Read this license agreement before you start downloading/installing the software.

2 Installing MATmarks

This section is not yet complete. We need to figure out how to distribute source code as well as precompiled binaries for people who only have Treadmarks® binary licenses.

2.1 System Requirements

To run MATmarks, you need to have:

2.2 Performing the Installation

Get and unzip the MATmarks package and follow the directions therein. Depending on whether you download source code or binaries, the instructions may be different. In either case you will end up with a directory full of .mex files. If you don't know what .mex files are, check the MATLAB® documentation.

Adjust your MATLAB path - the MATLAB executable must be able to see the new .mex files that came with the MATmarks package. Check the MATLAB® documentation to see how to adjust the MATLABPATH environment variable, or just type

setenv MATLABPATH .:/home/padua2/galmasi/matmarks

Now you are done.

3 Running MATmarks

This section will help you start your first MATmarks session.

3.1 Preliminaries

  • If you haven't yet done so, this would be a great time to set your MATLABPATH environment variable to wherever you have compiled (or unzipped) the MATmarks .mex files.

    Example: setenv MATLABPATH .:/home/padua2/galmasi/matmarks

  • If you plan to always run MATmarks on the same set of machines, you could save yourself some typing by preparing a file called .Tmkrc in your home directory. This file should list all the hosts you plan to run MATmarks on in the correct order, separated by newlines. For more on this check the documentation of the TreadMarks® package.

  • You may have to edit the tkmarks script file to adjust the location of the Tk executable (usually called wish). If you don't know what this is all about, don't worry - we will come to back to it later.

    3.2 Running MATmarks Manually

    This is intended just for testing that MATmarks works. Start two instances of MATLAB® on the first two machines specified in your .Tmkrc file. Into the first window type
    This command will not return immediately, but will hang and dump out the text of another "MMK_Init" command, similar to what you just typed but with more arguments.

    Cut-and-paste this second MMK_Init command into the window of the second interpreter. Now both interpreters should present you with a prompt.

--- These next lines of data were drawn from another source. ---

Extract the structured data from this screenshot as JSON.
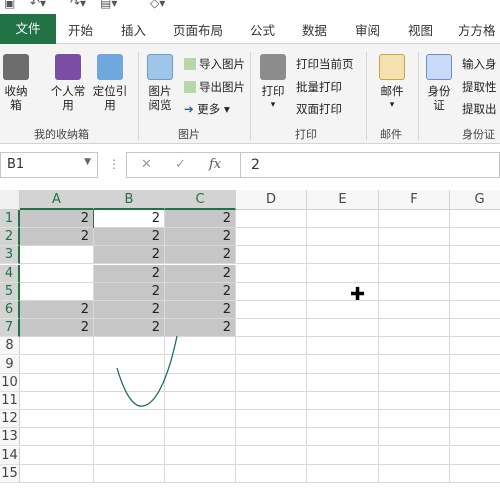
{
  "quick_access": {
    "undo_icon": "undo-icon",
    "redo_icon": "redo-icon"
  },
  "tabs": [
    "文件",
    "开始",
    "插入",
    "页面布局",
    "公式",
    "数据",
    "审阅",
    "视图",
    "方方格"
  ],
  "ribbon": {
    "groups": {
      "collection": {
        "label": "我的收纳箱",
        "buttons": [
          "收纳箱",
          "个人常用",
          "定位引用"
        ]
      },
      "picture": {
        "label": "图片",
        "preview": "图片阅览",
        "small": [
          "导入图片",
          "导出图片",
          "更多"
        ]
      },
      "print": {
        "label": "打印",
        "big": "打印",
        "small": [
          "打印当前页",
          "批量打印",
          "双面打印"
        ]
      },
      "mail": {
        "label": "邮件",
        "big": "邮件"
      },
      "idcard": {
        "label": "身份证",
        "big": "身份证",
        "small": [
          "输入身",
          "提取性",
          "提取出"
        ]
      }
    }
  },
  "formula_bar": {
    "name_box": "B1",
    "fx_label": "fx",
    "value": "2"
  },
  "grid": {
    "columns": [
      "A",
      "B",
      "C",
      "D",
      "E",
      "F",
      "G"
    ],
    "rows": [
      "1",
      "2",
      "3",
      "4",
      "5",
      "6",
      "7",
      "8",
      "9",
      "10",
      "11",
      "12",
      "13",
      "14",
      "15"
    ],
    "cells": {
      "A1": "2",
      "B1": "2",
      "C1": "2",
      "A2": "2",
      "B2": "2",
      "C2": "2",
      "B3": "2",
      "C3": "2",
      "B4": "2",
      "C4": "2",
      "B5": "2",
      "C5": "2",
      "A6": "2",
      "B6": "2",
      "C6": "2",
      "A7": "2",
      "B7": "2",
      "C7": "2"
    }
  },
  "colors": {
    "accent": "#217346",
    "selection": "#c6c6c6"
  }
}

    If you got this far, MATmarks is now up and running. Type MMK_Barrier into one of the windows; it should hang the interpreter until you type MMK_Barrier into the second window, too. You are now set to run any MATmarks code you can dream up on two processors. The process is similar on any number of processors where n>1. You can run MATmarks on a single processor, but it doesn't make much sense, except for testing purposes, do to so.

    3.3 Running MATmarks with the help of tkmarks

    Here is a picture of what the tkmarks GUI frontend looks like. To see the full picture, click on the thumbnail.

    To start up tkmarks, you need to have Tcl/Tk installed on your system. Go to the MATmarks installation directory and type

    wish tkmarks 2
    to get two processes up and running. Alternatively, if you wish to specify the hosts yourself rather than let MATmarks figure them out based on your .Tmkrc file, type
    wish tkmarks host1 host2 ... 

    The window may become unwieldy if you use very many processors. We are working on fixing this problem.

    In the tkmarks application there is a scrollable window for each of the member processes; if you type into a member process window, the text will be sent to that process only. You can use the per-process text entry widgets (just below the text windows) for the same purpose.

    To talk to all processes at once, type into the all-process text entry (as shown on the figure above). The text you type in will be sent when you hit .

    The Init button takes care of sending the necessary MMK_Init commands to all processes. When this is done, the Init button will gray out to prevent you from accidentally sending the same set of commands again.

    The initial directory text widget specifies the current directory where all the MATLAB processes when Init is done.

    The Exit button kills all the MATLABtkmarks processes, but doesn't exit from tkmarks to let you see the Treadmarks® statistics. Use your window manager to kill tkmarks.

    4 MATmarks Commands

    This section contains a brief description of each MATmarks command. MATmarks is implemented as a set of .mex files, one for each command listed in this section.

    4.1 Process Initialization and Finalization

    4.1.1 Starting up MATmarks: MMK_Init

    Syntax: MMK_Init (nprocs)or
    MMK_Init ('host1 host2 ...')

    Initializes the MATmarks system.

    If the argument is a number, then MATmarks reads nprocs hostnames from the $HOME/.Tmkrc file and runs the processes on those hosts. If the $HOME/.Tmkrc does not exist, the command aborts with an error.

    If the argument to MMK_Init specifies a list of hosts, then $HOME/.Tmkrc is ignored; instead, MATmarks expects to start the processes on the hosts as listed in the argument.

    The startup process is done either manually, by the user typing MMK_Init, or automatically through the GUI .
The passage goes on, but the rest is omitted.